The Fred Harvey company brought Native American art and culture to the forefront of America’s consciousness through their showcasing it in ways that had never been done before. Reading about Fred Harvey’s “Indians,” Native Americans the company employed to live and/or work at various establishments the company owned helps me understand some of the more modern history of the Navajo that Tony Hillerman writes about. For example, I never knew that Fred Harvey was the one who began the wide-spread commercial trade in Indian jewelry. The true Native jewelry used big pieces of stone in heavy pieces of silver. Much of what is sold is pawn is authentic the Native American style. The pieces most of us buy and wear is really “Indian lite,” smaller stones in lighter pieces of silver or even gold. The Fred Harvey Company commissioned Native Americans to make that for tourists as back then especially, tourists did not want the bigger, heavier pieces. Tony Hillerman refers to that trend in making “tourist Indian jewelry” in one of his novels.
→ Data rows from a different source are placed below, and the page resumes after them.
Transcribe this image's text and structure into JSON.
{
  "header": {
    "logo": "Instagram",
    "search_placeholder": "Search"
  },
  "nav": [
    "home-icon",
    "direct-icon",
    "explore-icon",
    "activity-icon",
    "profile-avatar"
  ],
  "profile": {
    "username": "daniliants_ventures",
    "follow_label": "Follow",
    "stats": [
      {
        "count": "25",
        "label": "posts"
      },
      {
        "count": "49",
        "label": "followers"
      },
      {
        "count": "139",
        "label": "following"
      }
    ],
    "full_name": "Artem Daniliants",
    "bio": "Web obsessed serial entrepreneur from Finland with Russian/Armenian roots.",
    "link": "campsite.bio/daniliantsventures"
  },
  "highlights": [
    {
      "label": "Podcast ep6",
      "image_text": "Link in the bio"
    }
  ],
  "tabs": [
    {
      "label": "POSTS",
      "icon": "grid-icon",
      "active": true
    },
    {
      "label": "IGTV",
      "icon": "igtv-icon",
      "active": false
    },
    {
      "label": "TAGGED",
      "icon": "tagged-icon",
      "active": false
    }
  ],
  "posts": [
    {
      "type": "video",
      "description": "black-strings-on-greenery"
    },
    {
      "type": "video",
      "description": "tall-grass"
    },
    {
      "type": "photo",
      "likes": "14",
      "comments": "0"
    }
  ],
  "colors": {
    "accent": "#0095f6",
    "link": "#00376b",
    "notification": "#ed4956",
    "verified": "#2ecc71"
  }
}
For me, the best fiction is rooted in history. While Joe Leaphorn and Jim Chee are fictional characters, they seemed very real to me while reading their latest adventure policing vast territories of Reservation land with few inhabitants. I will also look at the cases of pawn very differently from now on. And the next time I encounter a Fred Harvey hotel or restaurant, I will look at it with new insights into its history.
Advent begins tomorrow. We begin the Church Year anew, remembering how our lives interweave with the larger story of God’s Kingdom. My life is so small in the vast universe of God’s work. Yet, as in Navajo teaching, every cause has its effect. What I do in my tiny sphere of influence ripples out into a larger circle that moves in ways I may never see or understand. Jesus himself lived a small life in a tiny backwater country a long time ago but his life changed the course of human history.
Mine will certainly not have that kind of power but in some mysterious way, decisions I make, students I teach, music I play for worship, meals I cook, the children I have raised, the friends I interact with–all somehow impact, for good or for ill, an expanding Story line, the ending of which won’t be revealed until time is rolled up like a scroll.
The beginning lessons of Advent are about that glorious finish to the greatest Story every told. On the First Sunday of Advent, we continue to reflect on Jesus’s Second Coming in glory in much the same way we did last week on Christ the King Sunday. It is a good reminder in these dark days of growing winter here in the Northern Hemisphere that we are in a story to which we add another page each day. When we are frightened by “wars and rumors of war,” that the story we are in will wrap up well at the end. We all need to hear the angels say again, “Be Not Afraid,” “Do Not Fear.” God always bats last.
Just like a good Tony Hillerman novel, the good guys will win in the end.